Single by Bob Dylan

from the album The Bootleg Series Vol. 8: Tell Tale Signs
- A-side: "Dreamin' of you"
- B-side: "Down Along the Cove (Live at Bonnaroo 2004)"
- Released: Autumn 2008
- Recorded: January 1997
- Genre: Rock
- Length: 3:34
- Label: Columbia
- Songwriter(s): Bob Dylan
- Producer(s): Daniel Lanois; Jack Frost;

Bob Dylan singles chronology
| "Most Likely You Go Your Way (And I'll Go Mine)(Mark Ronson Re-Version)" (2007) | "Dreamin' of You" (2008) | "Beyond Here Lies Nothin'" (2009) |

= Dreamin' of You (Bob Dylan song) =

"Dreamin' of You" is a song by Bob Dylan recorded in January 1997 during the sessions for Time Out of Mind but not released until 2008. In that year, the song was featured on Dylan's The Bootleg Series Vol. 8 – Tell Tale Signs collection, and released as a single.
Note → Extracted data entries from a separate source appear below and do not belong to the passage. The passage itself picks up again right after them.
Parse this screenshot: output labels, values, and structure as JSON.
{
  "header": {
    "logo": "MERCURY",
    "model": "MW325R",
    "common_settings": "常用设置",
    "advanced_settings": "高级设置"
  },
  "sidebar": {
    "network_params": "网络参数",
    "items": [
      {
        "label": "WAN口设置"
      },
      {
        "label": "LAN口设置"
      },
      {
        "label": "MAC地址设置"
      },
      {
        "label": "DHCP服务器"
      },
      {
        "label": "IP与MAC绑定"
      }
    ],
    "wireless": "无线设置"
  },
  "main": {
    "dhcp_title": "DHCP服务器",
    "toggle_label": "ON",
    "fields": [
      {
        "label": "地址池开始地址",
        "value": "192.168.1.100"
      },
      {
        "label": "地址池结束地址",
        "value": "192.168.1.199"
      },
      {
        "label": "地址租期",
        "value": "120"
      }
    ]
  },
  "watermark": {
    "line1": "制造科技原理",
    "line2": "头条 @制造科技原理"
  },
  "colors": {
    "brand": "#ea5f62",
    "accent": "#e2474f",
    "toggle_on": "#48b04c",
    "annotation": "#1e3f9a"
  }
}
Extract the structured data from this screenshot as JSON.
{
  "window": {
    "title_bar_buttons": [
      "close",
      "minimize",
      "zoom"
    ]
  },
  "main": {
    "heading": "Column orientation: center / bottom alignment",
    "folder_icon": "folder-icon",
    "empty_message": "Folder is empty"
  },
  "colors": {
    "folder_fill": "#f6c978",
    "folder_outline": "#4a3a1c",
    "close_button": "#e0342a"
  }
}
A promotional music video, which starred Harry Dean Stanton, premiered on Amazon.

A 7" vinyl single release of the song (in radio edit form) was available as a bonus with advance orders of the deluxe edition of Tell Tale Signs from Dylan's website. This release featured an alternative version of "Ring Them Bells" as the B-side.